From Daesh to ‘Diaspora’ II: The Challenges Posed by Women and Minors after the Fall of the Caliphate
International Centre for the Study of Radicalisation
The Islamic State has lost its final territory in Syria, but the international community now faces an array of complex and difficult challenges, in particular those related to the up to 52,808 foreigners now recorded by the authors with the group including up to 6,902 foreign women and up to 6,577 foreign minors. Of unique concern are the minors born to parents in the ‘caliphate’ established by the Islamic State who represent up to 60 percent of total minors currently accounted for in countries with strong data on this issue. Returning home to varied state responses, up to eight percent of the up to 8,202 returnees are now recorded as women, and up to 20 percent minors. Thousands more remain in limbo in the region, however, and significant gaps in the data leave this picture incomplete.
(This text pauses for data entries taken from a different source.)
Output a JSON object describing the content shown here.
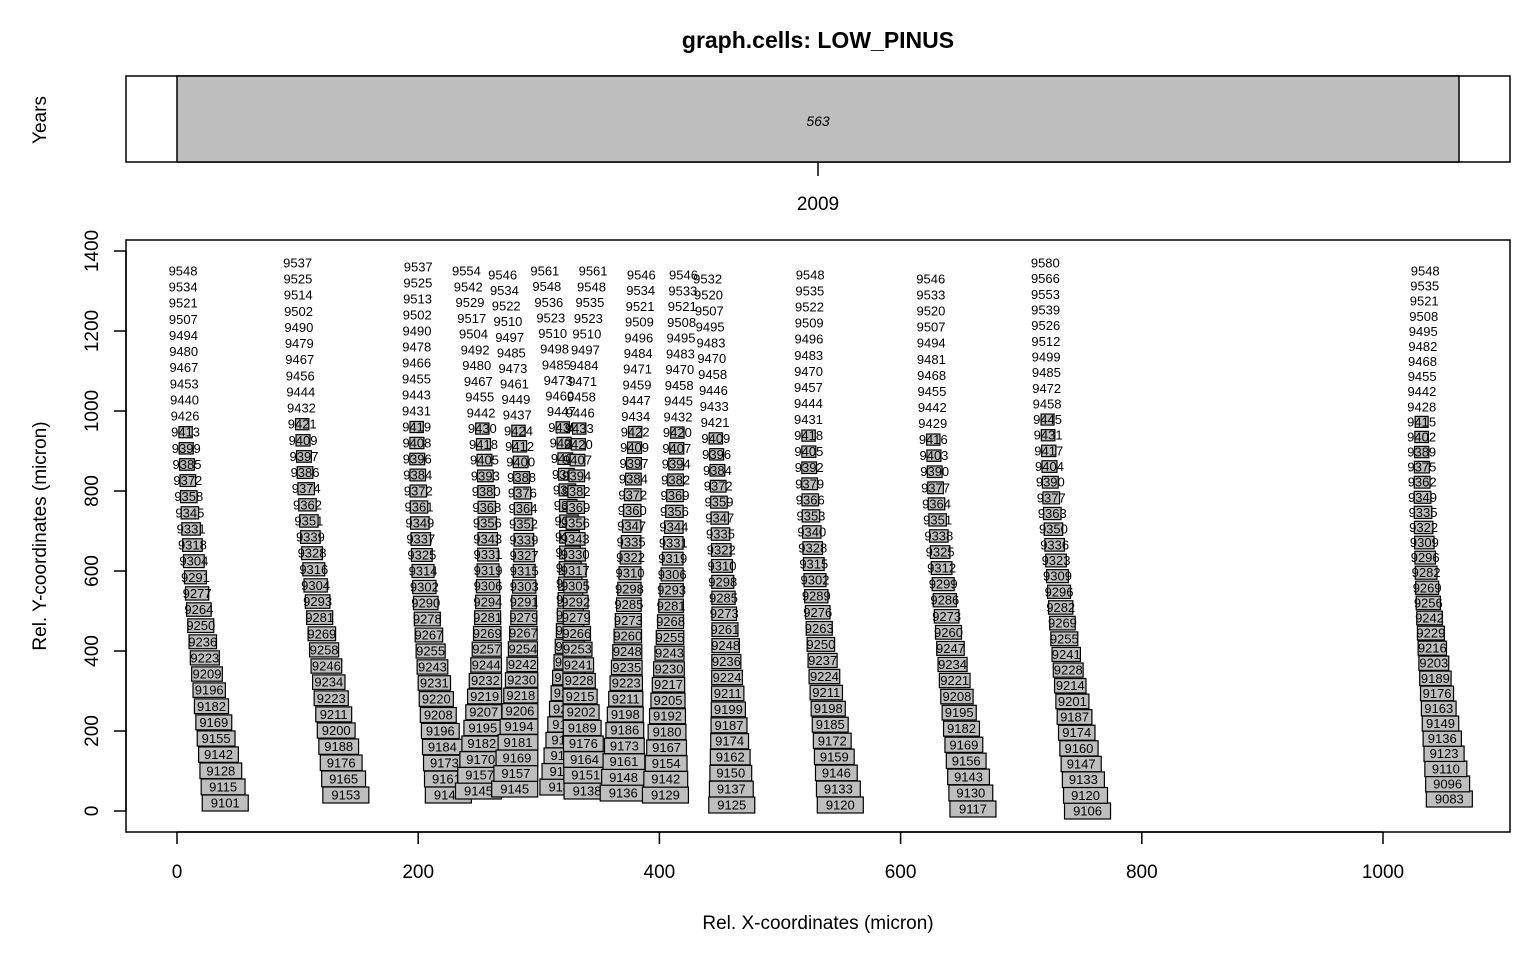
{
  "chart_data": [
    {
      "type": "bar",
      "title": "graph.cells: LOW_PINUS",
      "ylabel": "Years",
      "categories": [
        "2009"
      ],
      "ring_width_labels": [
        "563"
      ],
      "colors": {
        "ring_fill": "#bebebe",
        "outer_fill": "#ffffff"
      }
    },
    {
      "type": "scatter",
      "xlabel": "Rel. X-coordinates (micron)",
      "ylabel": "Rel. Y-coordinates (micron)",
      "xlim": [
        0,
        1060
      ],
      "ylim": [
        0,
        1400
      ],
      "xticks": [
        "0",
        "200",
        "400",
        "600",
        "800",
        "1000"
      ],
      "yticks": [
        "0",
        "200",
        "400",
        "600",
        "800",
        "1000",
        "1200",
        "1400"
      ],
      "grid": false,
      "colors": {
        "label_fill": "#bebebe",
        "label_border": "#000000"
      },
      "files": [
        {
          "top": [
            5,
            1350
          ],
          "bottom": [
            40,
            20
          ],
          "first": 9101,
          "last": 9548,
          "n": 34,
          "curve": -1
        },
        {
          "top": [
            100,
            1370
          ],
          "bottom": [
            140,
            40
          ],
          "first": 9153,
          "last": 9537,
          "n": 34,
          "curve": -1
        },
        {
          "top": [
            200,
            1360
          ],
          "bottom": [
            225,
            40
          ],
          "first": 9149,
          "last": 9537,
          "n": 34,
          "curve": -1
        },
        {
          "top": [
            240,
            1350
          ],
          "bottom": [
            250,
            50
          ],
          "first": 9145,
          "last": 9554,
          "n": 34,
          "curve": 1
        },
        {
          "top": [
            270,
            1340
          ],
          "bottom": [
            280,
            55
          ],
          "first": 9145,
          "last": 9546,
          "n": 34,
          "curve": 1
        },
        {
          "top": [
            305,
            1350
          ],
          "bottom": [
            320,
            60
          ],
          "first": 9144,
          "last": 9561,
          "n": 34,
          "curve": 1
        },
        {
          "top": [
            345,
            1350
          ],
          "bottom": [
            340,
            50
          ],
          "first": 9138,
          "last": 9561,
          "n": 34,
          "curve": -1
        },
        {
          "top": [
            385,
            1340
          ],
          "bottom": [
            370,
            45
          ],
          "first": 9136,
          "last": 9546,
          "n": 34,
          "curve": 0
        },
        {
          "top": [
            420,
            1340
          ],
          "bottom": [
            405,
            40
          ],
          "first": 9129,
          "last": 9546,
          "n": 34,
          "curve": 0
        },
        {
          "top": [
            440,
            1330
          ],
          "bottom": [
            460,
            15
          ],
          "first": 9125,
          "last": 9532,
          "n": 34,
          "curve": 0
        },
        {
          "top": [
            525,
            1340
          ],
          "bottom": [
            550,
            15
          ],
          "first": 9120,
          "last": 9548,
          "n": 34,
          "curve": -1
        },
        {
          "top": [
            625,
            1330
          ],
          "bottom": [
            660,
            5
          ],
          "first": 9117,
          "last": 9546,
          "n": 34,
          "curve": -1
        },
        {
          "top": [
            720,
            1370
          ],
          "bottom": [
            755,
            0
          ],
          "first": 9106,
          "last": 9580,
          "n": 36,
          "curve": -1
        },
        {
          "top": [
            1035,
            1350
          ],
          "bottom": [
            1055,
            30
          ],
          "first": 9083,
          "last": 9548,
          "n": 36,
          "curve": -1
        }
      ]
    }
  ]
}
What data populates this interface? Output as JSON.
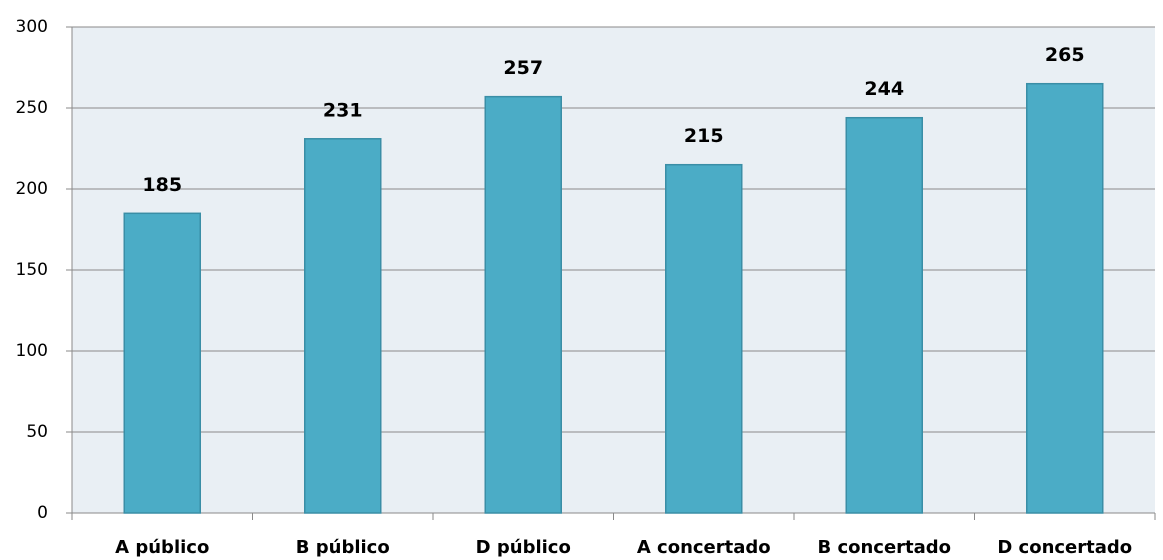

In this recently published study, Cook and Vale analyze an original dataset of persons recorded to have travelled to or been born in ISIS’ territorial Caliphate. The dataset comprises the most recent figures for Islamic State-affiliated travelers, returnees, detainees, and infants born abroad in Syria and Iraq. The authors focus on female and minor populations. They examine the challenges these groups pose to their countries of origin and/or return and discuss related inter-generational concerns.